Butternut Squash & Sage Risotto - autumnal dreaminess

Fall is all about delicious warm comforting treats. Foods that fight that first chill that goes to the bones. Foods that you can eat leftovers of for days and still feel totally fulfilled by.

Butternut squash risotto is one of my favorite fall recipes. I love the perfectly autumnal orange color the squash gives the dish, the slight sweetness, and how the mushroom broth and fresh sage complement each other and give it this earthy full flavor.
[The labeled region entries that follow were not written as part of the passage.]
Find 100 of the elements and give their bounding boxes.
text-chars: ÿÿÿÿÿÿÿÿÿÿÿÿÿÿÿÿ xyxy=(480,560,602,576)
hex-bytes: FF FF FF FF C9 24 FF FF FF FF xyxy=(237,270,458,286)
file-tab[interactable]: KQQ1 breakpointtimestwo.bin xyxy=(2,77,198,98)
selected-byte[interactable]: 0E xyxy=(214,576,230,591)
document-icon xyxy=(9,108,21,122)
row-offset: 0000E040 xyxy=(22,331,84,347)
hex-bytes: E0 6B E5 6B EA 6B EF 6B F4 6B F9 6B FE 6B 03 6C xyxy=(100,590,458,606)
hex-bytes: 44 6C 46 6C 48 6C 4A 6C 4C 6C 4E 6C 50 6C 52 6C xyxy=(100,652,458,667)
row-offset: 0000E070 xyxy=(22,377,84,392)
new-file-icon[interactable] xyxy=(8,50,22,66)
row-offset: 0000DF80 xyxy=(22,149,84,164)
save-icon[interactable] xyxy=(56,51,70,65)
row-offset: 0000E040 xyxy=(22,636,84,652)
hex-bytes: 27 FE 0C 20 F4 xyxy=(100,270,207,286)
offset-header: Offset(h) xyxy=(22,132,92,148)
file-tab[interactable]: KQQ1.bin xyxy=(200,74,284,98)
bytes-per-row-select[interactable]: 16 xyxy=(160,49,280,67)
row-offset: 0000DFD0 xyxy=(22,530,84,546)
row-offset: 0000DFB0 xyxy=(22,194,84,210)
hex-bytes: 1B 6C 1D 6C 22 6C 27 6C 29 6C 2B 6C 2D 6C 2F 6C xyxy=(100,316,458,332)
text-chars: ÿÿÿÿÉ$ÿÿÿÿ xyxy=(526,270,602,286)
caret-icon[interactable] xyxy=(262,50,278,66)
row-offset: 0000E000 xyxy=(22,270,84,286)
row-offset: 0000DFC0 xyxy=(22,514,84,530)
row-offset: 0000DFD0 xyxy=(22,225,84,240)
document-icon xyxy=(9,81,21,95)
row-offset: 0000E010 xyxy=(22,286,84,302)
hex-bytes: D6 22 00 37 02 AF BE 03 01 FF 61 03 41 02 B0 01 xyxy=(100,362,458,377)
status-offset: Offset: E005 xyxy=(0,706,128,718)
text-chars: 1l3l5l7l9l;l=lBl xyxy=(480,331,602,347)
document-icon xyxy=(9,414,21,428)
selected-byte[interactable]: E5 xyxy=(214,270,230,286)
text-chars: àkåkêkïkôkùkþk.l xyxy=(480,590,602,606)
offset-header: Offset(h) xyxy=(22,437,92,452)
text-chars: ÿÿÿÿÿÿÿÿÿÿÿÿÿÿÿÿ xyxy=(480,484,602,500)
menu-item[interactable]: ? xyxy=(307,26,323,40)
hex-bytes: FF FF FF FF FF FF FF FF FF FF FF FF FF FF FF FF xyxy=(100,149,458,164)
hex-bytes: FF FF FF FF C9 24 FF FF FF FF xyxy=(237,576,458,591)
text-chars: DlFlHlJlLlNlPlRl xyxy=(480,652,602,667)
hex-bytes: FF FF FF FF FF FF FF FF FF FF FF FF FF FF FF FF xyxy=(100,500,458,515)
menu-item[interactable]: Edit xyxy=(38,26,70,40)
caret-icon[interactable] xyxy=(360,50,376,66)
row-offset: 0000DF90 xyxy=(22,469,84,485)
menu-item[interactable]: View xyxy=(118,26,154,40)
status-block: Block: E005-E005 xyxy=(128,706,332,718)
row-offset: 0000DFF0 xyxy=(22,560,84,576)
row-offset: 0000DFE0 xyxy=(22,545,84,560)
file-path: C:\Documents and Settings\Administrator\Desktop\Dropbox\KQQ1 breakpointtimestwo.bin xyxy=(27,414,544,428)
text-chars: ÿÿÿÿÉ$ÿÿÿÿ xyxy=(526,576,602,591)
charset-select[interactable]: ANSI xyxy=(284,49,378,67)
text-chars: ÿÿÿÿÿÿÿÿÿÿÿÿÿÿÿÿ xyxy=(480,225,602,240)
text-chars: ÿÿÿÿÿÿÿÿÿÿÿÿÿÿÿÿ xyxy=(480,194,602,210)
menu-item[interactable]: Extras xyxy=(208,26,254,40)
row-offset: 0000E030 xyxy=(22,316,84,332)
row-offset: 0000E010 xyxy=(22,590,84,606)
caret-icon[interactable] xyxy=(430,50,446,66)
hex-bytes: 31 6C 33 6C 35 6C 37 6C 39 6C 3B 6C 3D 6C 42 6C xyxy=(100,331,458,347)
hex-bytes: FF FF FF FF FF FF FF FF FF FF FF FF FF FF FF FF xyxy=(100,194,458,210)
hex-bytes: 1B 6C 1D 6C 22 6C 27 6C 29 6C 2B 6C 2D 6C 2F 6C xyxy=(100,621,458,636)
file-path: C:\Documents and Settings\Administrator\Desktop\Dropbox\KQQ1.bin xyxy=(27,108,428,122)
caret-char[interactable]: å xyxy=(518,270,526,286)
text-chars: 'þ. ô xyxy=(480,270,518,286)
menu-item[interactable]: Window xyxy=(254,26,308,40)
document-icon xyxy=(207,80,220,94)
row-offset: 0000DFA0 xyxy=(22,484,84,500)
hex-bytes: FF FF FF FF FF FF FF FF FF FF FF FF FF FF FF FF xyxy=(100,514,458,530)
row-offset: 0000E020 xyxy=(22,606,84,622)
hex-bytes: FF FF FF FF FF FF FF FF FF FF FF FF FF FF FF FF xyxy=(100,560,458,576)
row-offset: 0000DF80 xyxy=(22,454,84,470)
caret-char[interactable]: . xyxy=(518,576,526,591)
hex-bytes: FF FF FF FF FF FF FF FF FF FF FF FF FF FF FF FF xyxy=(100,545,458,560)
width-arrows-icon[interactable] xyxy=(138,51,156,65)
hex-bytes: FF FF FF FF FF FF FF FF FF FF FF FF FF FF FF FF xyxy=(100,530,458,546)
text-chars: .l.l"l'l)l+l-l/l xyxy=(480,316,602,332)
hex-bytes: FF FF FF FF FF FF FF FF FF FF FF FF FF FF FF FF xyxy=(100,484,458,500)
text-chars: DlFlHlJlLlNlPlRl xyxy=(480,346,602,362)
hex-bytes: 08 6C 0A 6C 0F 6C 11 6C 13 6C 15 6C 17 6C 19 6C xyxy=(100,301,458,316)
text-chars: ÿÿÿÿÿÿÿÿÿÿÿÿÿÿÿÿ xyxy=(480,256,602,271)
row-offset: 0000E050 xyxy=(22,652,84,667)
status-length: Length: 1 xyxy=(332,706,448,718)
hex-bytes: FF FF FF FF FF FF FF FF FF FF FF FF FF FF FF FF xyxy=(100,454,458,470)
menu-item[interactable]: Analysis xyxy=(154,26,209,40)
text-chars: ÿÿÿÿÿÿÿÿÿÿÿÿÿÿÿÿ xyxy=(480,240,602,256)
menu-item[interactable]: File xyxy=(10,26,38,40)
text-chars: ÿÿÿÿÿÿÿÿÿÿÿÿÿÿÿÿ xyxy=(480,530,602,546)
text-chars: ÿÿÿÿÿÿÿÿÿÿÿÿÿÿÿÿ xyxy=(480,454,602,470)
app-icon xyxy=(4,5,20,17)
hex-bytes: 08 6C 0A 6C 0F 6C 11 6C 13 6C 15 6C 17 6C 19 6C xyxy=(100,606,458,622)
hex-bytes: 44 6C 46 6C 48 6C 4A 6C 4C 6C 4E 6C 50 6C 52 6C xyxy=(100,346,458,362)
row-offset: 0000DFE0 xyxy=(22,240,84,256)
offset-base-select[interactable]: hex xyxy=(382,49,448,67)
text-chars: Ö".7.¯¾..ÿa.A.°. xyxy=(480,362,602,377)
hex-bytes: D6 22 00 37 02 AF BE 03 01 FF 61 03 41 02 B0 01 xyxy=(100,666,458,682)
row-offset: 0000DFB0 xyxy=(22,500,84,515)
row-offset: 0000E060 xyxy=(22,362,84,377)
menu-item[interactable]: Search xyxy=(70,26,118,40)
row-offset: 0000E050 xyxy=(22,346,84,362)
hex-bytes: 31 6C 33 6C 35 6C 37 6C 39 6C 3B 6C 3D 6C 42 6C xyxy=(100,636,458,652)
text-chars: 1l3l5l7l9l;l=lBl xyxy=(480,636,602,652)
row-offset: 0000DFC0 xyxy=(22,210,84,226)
This recipe is pretty similar to my previous one. That's the magic of risotto - the base stays the same but the flavors and textures can be anything that you think is scrumptious together.

4 cloves garlic, minced
1/2 white onion, chopped
1/2 cup fresh parsley, chopped
1 quart mushroom broth
1 bag frozen cubed organic butternut squash 
(I know fresh is always best, but cubed/frozen is seriously so much easier. Buy the organic one, it's fine).  
1 1/2 cups Arborio rice
1 big handful of chopped fresh sage
Dried oregano, to taste (1 tablespoon-ish)
Dried sage, to taste (1 tablespoon-ish)
2 tablespoons Earth Balance butter
2 tablespoons Toffutti vegan cream cheese (optional) or 1 handful Daiya mozzarella cheese (optional)
1 cup white wine, room temperature
Pumpkin seeds, toasted (to sprinkle on top)
Extra Virgin Olive Oil

Risotto party:
In a small saucepan on a back burner, heat the mushroom broth and keep at low heat to ensure it stays warm. Heating the broth is crucial, the grains get funky if you pour in room-temperature broth.
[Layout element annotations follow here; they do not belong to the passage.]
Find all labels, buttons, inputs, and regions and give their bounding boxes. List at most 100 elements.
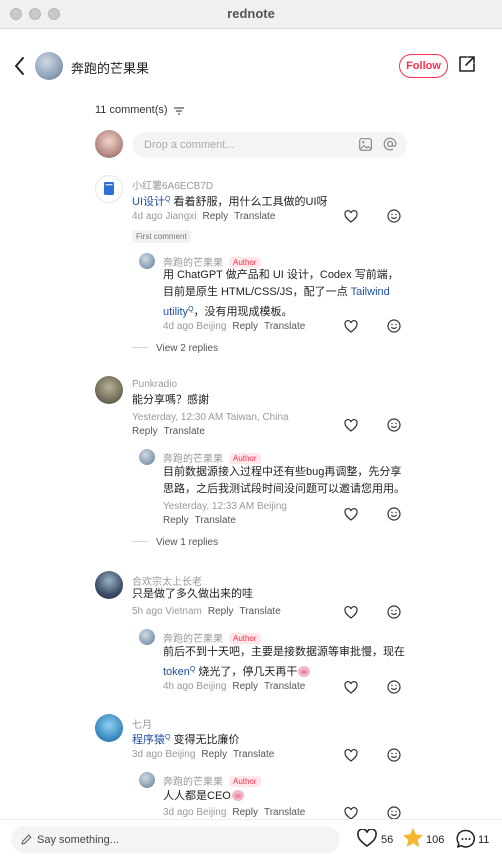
reply-text-line: 人人都是CEO	[163, 788, 244, 805]
keyword-link[interactable]: token	[163, 666, 190, 678]
say-something-input[interactable]: Say something...	[11, 826, 340, 853]
like-heart-icon[interactable]	[344, 419, 358, 432]
translate-button[interactable]: Translate	[164, 426, 205, 437]
emoji-reaction-icon[interactable]	[387, 748, 401, 762]
commenter-avatar[interactable]	[95, 376, 123, 404]
like-heart-icon[interactable]	[344, 508, 358, 521]
author-badge: Author	[229, 633, 261, 644]
emoji-reaction-icon[interactable]	[387, 680, 401, 694]
comment-time-location: Yesterday, 12:30 AM Taiwan, China	[132, 412, 289, 423]
reply-button[interactable]: Reply	[163, 515, 189, 526]
bottom-bar: Say something... 56 106 11	[0, 819, 502, 859]
reply-button[interactable]: Reply	[208, 606, 234, 617]
commenter-avatar[interactable]	[95, 571, 123, 599]
image-icon[interactable]	[359, 138, 372, 151]
reply-button[interactable]: Reply	[232, 321, 258, 332]
commenter-avatar[interactable]	[95, 175, 123, 203]
reply-time-location: Yesterday, 12:33 AM Beijing	[163, 501, 287, 512]
reply-text-line: 思路，之后我测试段时间没问题可以邀请您用用。	[163, 483, 405, 495]
author-badge: Author	[229, 776, 261, 787]
comment-time-location: 4d ago Jiangxi	[132, 211, 197, 222]
pig-emoji-icon	[298, 666, 311, 677]
keyword-link[interactable]: Tailwind	[351, 286, 390, 298]
reply-username-text[interactable]: 奔跑的芒果果	[163, 777, 223, 788]
reply-avatar[interactable]	[139, 629, 155, 645]
reply-text-part: 烧光了，停几天再干	[195, 666, 298, 678]
reply-button[interactable]: Reply	[201, 749, 227, 760]
current-user-avatar	[95, 130, 123, 158]
pig-emoji-icon	[231, 790, 244, 801]
like-heart-icon[interactable]	[344, 749, 358, 762]
reply-actions: Reply Translate	[157, 515, 236, 526]
keyword-link[interactable]: utility	[163, 306, 188, 318]
star-count: 106	[426, 834, 445, 846]
reply-username: 奔跑的芒果果 Author	[163, 630, 261, 645]
comment-total-count: 11	[478, 834, 490, 846]
emoji-reaction-icon[interactable]	[387, 806, 401, 820]
translate-button[interactable]: Translate	[233, 749, 274, 760]
view-replies-button[interactable]: View 1 replies	[132, 537, 218, 548]
view-replies-button[interactable]: View 2 replies	[132, 343, 218, 354]
reply-username: 奔跑的芒果果 Author	[163, 450, 261, 465]
translate-button[interactable]: Translate	[264, 681, 305, 692]
reply-button[interactable]: Reply	[132, 426, 158, 437]
comment-username[interactable]: 小红薯6A6ECB7D	[132, 177, 213, 192]
hashtag-link[interactable]: UI设计	[132, 196, 165, 208]
author-badge: Author	[229, 453, 261, 464]
like-heart-icon[interactable]	[344, 210, 358, 223]
sort-icon[interactable]	[174, 107, 184, 115]
reply-meta: 3d ago Beijing Reply Translate	[163, 807, 305, 818]
view-replies-label[interactable]: View 2 replies	[156, 343, 218, 354]
translate-button[interactable]: Translate	[239, 606, 280, 617]
reply-button[interactable]: Reply	[232, 807, 258, 818]
reply-button[interactable]: Reply	[232, 681, 258, 692]
commenter-avatar[interactable]	[95, 714, 123, 742]
emoji-reaction-icon[interactable]	[387, 319, 401, 333]
emoji-reaction-icon[interactable]	[387, 507, 401, 521]
like-heart-icon[interactable]	[357, 829, 377, 847]
reply-meta: 4h ago Beijing Reply Translate	[163, 681, 305, 692]
comment-list: 小红薯6A6ECB7D UI设计Q 看着舒服，用什么工具做的UI呀 4d ago…	[0, 170, 502, 820]
reply-text-line: utilityQ，没有用现成模板。	[163, 301, 293, 321]
star-icon[interactable]	[403, 828, 423, 848]
translate-button[interactable]: Translate	[234, 211, 275, 222]
author-name[interactable]: 奔跑的芒果果	[71, 58, 149, 77]
reply-text-part: 目前是原生 HTML/CSS/JS，配了一点	[163, 286, 351, 298]
translate-button[interactable]: Translate	[195, 515, 236, 526]
back-arrow-icon[interactable]	[12, 55, 28, 77]
translate-button[interactable]: Translate	[264, 807, 305, 818]
mention-icon[interactable]	[383, 137, 397, 151]
comment-text: UI设计Q 看着舒服，用什么工具做的UI呀	[132, 191, 328, 211]
reply-time-location: 3d ago Beijing	[163, 807, 227, 818]
reply-text-line: 目前数据源接入过程中还有些bug再调整，先分享	[163, 466, 402, 478]
emoji-reaction-icon[interactable]	[387, 418, 401, 432]
first-comment-badge: First comment	[132, 230, 191, 243]
comment-text-body: 看着舒服，用什么工具做的UI呀	[170, 196, 328, 208]
reply-text-line: tokenQ 烧光了，停几天再干	[163, 661, 311, 681]
reply-time-location: 4d ago Beijing	[163, 321, 227, 332]
keyword-link[interactable]: 程序猿	[132, 734, 165, 746]
comment-meta: 5h ago Vietnam Reply Translate	[132, 606, 281, 617]
reply-text-line: 用 ChatGPT 做产品和 UI 设计，Codex 写前端，	[163, 269, 399, 281]
reply-avatar[interactable]	[139, 772, 155, 788]
like-heart-icon[interactable]	[344, 681, 358, 694]
reply-username: 奔跑的芒果果 Author	[163, 773, 261, 788]
author-avatar[interactable]	[35, 52, 63, 80]
comment-bubble-icon[interactable]	[456, 829, 476, 849]
like-heart-icon[interactable]	[344, 606, 358, 619]
emoji-reaction-icon[interactable]	[387, 605, 401, 619]
emoji-reaction-icon[interactable]	[387, 209, 401, 223]
like-heart-icon[interactable]	[344, 320, 358, 333]
reply-meta: 4d ago Beijing Reply Translate	[163, 321, 305, 332]
share-icon[interactable]	[458, 55, 476, 73]
comment-username[interactable]: Punkradio	[132, 379, 177, 390]
view-replies-label[interactable]: View 1 replies	[156, 537, 218, 548]
comment-actions: Reply Translate	[126, 426, 205, 437]
reply-button[interactable]: Reply	[203, 211, 229, 222]
reply-avatar[interactable]	[139, 449, 155, 465]
follow-button[interactable]: Follow	[399, 54, 448, 78]
translate-button[interactable]: Translate	[264, 321, 305, 332]
book-icon	[104, 182, 114, 195]
comment-text: 程序猿Q 变得无比廉价	[132, 729, 240, 749]
reply-avatar[interactable]	[139, 253, 155, 269]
In a larger pot, sautee the chopped onion in delicious Sicilian Olive Oil (if possible) on low, until golden. Then throw in the garlic and Arborio rice. Stir with a wooden spoon to ensure all grains are coated in oil and that neither grains nor garlic are burning. Just keep stirring, just keep stirring, stirring, stirring, stirring, stirring. (Think Dory in Finding Nemo).Once the rice becomes a bit translucent, pour in the white wine, then the warm/hot broth cup by cup. Constantly stir to keep from anything sticking to the bottom of the pot.
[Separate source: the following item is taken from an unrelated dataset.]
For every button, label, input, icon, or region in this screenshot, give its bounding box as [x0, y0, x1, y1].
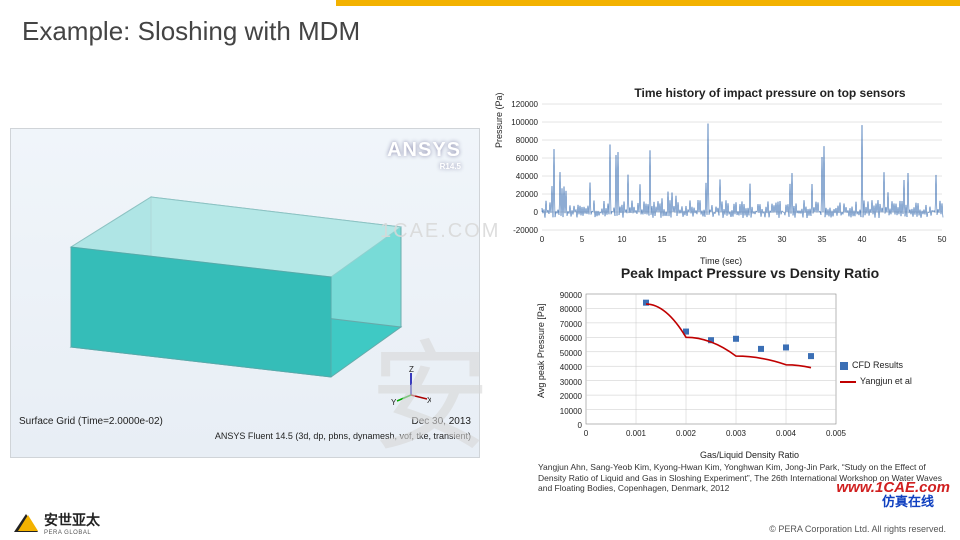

As you add in the broth, be sure to add the butter, parsley, salt and pepper to taste. Add in the butternut squash once you're about 15 minutes in. If you add it too early, the squash just disintegrates and I prefer chunks that you can see on your fork to squash-mush in my risotto. Once the broth is near gone and the grains have absorbed most of it, add in the cream cheese if you desire. 

Stir stir stir, let sit for few minutes, and top with another sprinkle of fresh parsley and the toasted pumpkin seeds.

Leftover tip:
I always love risotto the day after it is cooked. The flavors have all had more time to flourish and become even more delectable. Plus it's sticky and easy to make into risotto cakes or arancine. I made the leftovers from this recipe into cakes by forming into patties, coating in glutenfree breadcrumbs, and lightly frying in a bit of organic vegetable oil.

We served our risotto with home-made kale chips and a vegan cheese plate with gluten-free and traditional crackers, and garlic-herb nut cheese. 

 Fresh sage is so soft and pretty!

Frozen cubed butternut squash is a modern miracle.